Perhaps the 3-1 win against Matsatsantsa at Orlando was a bit flattering, but what it did, on top of giving them three Absa Premiership points, is put a spring in the step of the players and technical team.

The Buccaneers were stunned by Highlands Park in their league opener last month, having to come from behind to draw the match after they were put on the back foot by goalkeeper Wayne Sandilands’ own goal from a routine back pass.

And then they faced Bidvest Wits there some two weeks later, a venue where they had thrashed the same side 4-0 in a match played behind closed doors last season as punishment for crowd violence.

Micho Sredojevic and his Pirates need a stadium to turn into a fortress.
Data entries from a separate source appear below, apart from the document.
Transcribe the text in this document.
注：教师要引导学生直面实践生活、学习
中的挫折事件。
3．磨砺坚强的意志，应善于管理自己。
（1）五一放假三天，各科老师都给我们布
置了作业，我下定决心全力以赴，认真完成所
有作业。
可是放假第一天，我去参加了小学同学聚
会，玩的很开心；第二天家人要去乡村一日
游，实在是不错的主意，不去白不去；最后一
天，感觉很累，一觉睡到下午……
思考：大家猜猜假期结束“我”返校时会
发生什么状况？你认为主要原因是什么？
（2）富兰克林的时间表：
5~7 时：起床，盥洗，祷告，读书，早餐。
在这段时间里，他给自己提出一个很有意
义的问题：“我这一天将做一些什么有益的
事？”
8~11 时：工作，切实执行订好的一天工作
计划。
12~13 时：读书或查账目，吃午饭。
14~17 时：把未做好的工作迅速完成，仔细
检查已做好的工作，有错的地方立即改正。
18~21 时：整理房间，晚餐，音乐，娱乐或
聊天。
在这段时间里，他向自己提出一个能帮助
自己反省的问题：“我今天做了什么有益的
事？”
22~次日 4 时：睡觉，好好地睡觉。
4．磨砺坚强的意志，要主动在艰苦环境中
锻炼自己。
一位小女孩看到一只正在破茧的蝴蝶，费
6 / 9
Photo: Samuel Shivambu/BackpagePix

The Clever Boys bagged the full haul of points to cement their place at the top of the table, leaving Sredojevic battling to explain the poor start after Pirates had finished runners-up in the previous campaign and full of promise for the one that would follow.

Add to that their 4-2 penalty shootout elimination by SuperSport in the MTN8 in the same month and that paints a picture of quite an awful home record.

But things changed at the weekend when the Buccaneers not only ended their hoodoo against SuperSport, registering only their third win against the Tshwane outfit in 11 outings, but also getting the goals as the cherry on top.

This doesn’t immediately answer their scoring conundrum, nor does it say that Orlando Stadium has suddenly become a stronghold, but visitors City will be slightly shaken.

Benni McCarthy’s men dropped to 12th place on the PSL table, saw their goal difference take a massive knock, and will be without key defender Taariq Fielies following his red card against Chiefs.

With a Pirates front line that always looks like it could terrorise defenders at any given time, City will be wary of having to reshuffle their rearguard.

Maybe therein lies Bucs’ opportunity to make the Citizens pay. Augustine Mulenga, Justin Shonga and Vincent Pule all have the potential to be match winners, and in some instances this season have proved to be exactly that.

There’s no better test than against the MTN8.